My Reaction: I liked this a lot, but (for those not deeply into the scifi scene) it arrives fairly hot on the heels of Cat Pictures Please, another AI-narrative-for-the-warm-and-fuzzy-win short story which kicked all kinds of ass last time around, so there’s at least the possibility of someone crying “Derivative!” Well I liked CPP, but I think FfR is better: the protagonist’s flat, distant voice excellently conveys what it (“he” in the story) is, but also grounds our knowing perspective onto the not-quite-emotions at play. Very good.
- The Martian Obelisk, by Linda Nagata (in Tor.com, July 19, 2017)
25 Words: An ageing architect on a materially exhausted, dying earth strives to remotely finish her greatest work, a forlorn monument on Mars–but an impediment approaches…
My Reaction: This one generated a gigantic eye-roll from me. Before reading I jokingly said to my Nameless Provocateur, “This had better not be The Martian with an obelisk in it, ha ha ha” — turns out, that’s exactly what it was. Well, maybe not exactly, but… (9_9)

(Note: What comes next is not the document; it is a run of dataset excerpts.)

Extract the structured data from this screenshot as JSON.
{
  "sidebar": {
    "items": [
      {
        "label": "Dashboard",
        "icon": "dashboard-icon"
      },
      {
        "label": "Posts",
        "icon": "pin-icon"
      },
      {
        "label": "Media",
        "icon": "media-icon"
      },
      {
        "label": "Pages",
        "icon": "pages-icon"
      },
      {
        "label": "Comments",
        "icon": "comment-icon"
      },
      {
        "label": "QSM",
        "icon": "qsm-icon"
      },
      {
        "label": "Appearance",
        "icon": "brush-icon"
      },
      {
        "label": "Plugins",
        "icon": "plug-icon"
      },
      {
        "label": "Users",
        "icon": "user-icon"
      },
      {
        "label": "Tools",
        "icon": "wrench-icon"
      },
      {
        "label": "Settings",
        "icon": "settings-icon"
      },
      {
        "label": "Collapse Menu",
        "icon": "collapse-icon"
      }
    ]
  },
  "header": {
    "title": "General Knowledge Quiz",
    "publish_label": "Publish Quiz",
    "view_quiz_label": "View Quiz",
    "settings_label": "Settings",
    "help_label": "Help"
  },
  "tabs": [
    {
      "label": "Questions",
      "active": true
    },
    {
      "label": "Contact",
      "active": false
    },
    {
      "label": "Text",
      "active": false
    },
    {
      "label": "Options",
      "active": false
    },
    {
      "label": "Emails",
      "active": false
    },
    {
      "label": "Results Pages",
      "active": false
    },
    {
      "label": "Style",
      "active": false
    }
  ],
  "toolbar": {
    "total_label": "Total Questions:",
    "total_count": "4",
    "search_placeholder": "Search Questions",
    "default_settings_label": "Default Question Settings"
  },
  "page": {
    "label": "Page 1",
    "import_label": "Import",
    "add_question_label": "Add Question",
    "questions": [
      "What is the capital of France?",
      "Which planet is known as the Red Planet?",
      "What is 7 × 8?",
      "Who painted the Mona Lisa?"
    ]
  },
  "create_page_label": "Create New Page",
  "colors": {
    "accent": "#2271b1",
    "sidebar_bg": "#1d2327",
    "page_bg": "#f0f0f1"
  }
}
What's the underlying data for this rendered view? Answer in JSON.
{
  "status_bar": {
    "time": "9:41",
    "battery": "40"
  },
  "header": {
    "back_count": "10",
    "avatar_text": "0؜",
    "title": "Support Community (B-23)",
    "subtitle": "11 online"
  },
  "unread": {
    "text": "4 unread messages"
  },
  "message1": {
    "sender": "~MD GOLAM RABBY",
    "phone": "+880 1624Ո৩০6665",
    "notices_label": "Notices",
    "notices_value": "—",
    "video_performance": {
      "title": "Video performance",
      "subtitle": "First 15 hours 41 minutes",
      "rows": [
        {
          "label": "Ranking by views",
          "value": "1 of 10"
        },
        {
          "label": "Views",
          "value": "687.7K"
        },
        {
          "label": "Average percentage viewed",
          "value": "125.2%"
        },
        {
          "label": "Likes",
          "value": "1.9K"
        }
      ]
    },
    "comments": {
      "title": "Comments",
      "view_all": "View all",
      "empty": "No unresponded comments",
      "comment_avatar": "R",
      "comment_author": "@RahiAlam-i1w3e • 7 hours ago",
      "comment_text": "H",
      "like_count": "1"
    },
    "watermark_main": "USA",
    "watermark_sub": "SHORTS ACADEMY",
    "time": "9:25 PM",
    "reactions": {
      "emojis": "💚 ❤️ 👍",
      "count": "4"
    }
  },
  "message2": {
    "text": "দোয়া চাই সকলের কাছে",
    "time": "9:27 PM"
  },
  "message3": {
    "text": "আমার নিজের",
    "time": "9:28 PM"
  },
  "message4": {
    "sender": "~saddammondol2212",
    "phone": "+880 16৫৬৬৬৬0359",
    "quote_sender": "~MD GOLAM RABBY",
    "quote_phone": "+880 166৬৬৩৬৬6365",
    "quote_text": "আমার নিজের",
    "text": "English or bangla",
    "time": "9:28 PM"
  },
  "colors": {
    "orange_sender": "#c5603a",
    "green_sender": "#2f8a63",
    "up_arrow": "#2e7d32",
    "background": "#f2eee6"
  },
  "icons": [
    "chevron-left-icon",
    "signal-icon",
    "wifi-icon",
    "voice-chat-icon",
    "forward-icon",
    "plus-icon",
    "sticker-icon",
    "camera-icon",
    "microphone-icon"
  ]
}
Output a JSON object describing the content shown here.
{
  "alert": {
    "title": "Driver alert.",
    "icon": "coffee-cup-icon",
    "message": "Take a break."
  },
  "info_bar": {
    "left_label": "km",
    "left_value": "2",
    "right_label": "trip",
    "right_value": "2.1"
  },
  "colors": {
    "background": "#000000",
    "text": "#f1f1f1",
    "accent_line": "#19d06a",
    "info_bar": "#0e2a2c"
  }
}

- Sun, Moon, Dust, by Ursula Vernon, (in Uncanny, May/June 2017)
25 Words: A quiet, salt-of-the-earth farmer discovers he has been bequeathed a weapon of great power, along with the very spirited expectations to put it to use.
My Reaction: There is surely a label for stories like this, anti-fantasy or meta-fantasy or something like that — the point being, that within what is objectively a Fantasy World we are given a story that is resolutely Not Having Any Of All That, Thank You Very Much. In this case (and what is probably the sub-genre’s key trope), a traditional Call To Adventure is stoically turned down, and the danger is that it will be With Hilarious (or at least Twee) Consequences. However, I found it done rather well here: the story was mildly amusing, and I particularly appreciated how a theme of sexual orientation was passingly introduced — sometimes Important Social Issues In Fiction feel like intrusive exercises in box-ticking, but not this time. A fun story.
- Welcome to your Authentic Indian Experience™, by Rebecca Roanhorse (in Apex, August 2017)
25 Words: An unremarkable Native American employee of a Wild West-themed Virtual Holiday service finds himself being marginalised by a tall, dusky, dark-haired co-worker…
My Reaction: And the big gun is drawn last: WtyAIE™ has been lauded up and down the internet, and not without reason, but I have to admit that my first impression was that it may have been dressed by the Emperor’s New Stylist. So I’m going to read it again now…
…and I’m afraid I still feel that way, basically. It is written in the 2nd Person (You do this, you do that) instead of the more conventional 1st (I) or 3rd (She/He/They/etc), and I find this very hard to enjoy unless there’s a special reason for it. And here there is a reason, I guess — the story is about the usurpation of Native American identity, and the reader is effectively thrust into the persona of a Native American, so you see — but I don’t find its use a necessity. It’s literary cleverness in a skilfully written piece, but I wasn’t satisfied.
Wrapping things up, then, let’s ask and answer the question:
Which story do I think–or at least hope–will be the winner?
My kingly pronouncement would be to give the nod to Vina Jie-Min Prasad’s Fandom for Robots, but I fear that the proximity of Cat Pictures Please will bias the disgusting democratic process which the Hugos so foolishly cleave to. Of the others my favourite is Sun, Moon, Dust, but I don’t think it’s strong enough to win (comedies never do, do they?).
Therefore, as a stylish and inventive sf tale with a strong social message, something that never hurts come award season, my prediction is that Roanhorse’s Welcome to your Authentic Indian Experience™ will take the Oscar for short story. Not my favourite, but a justifiable winner.
But don’t take my word for it: you’ve got the links, lets me know what you thinks!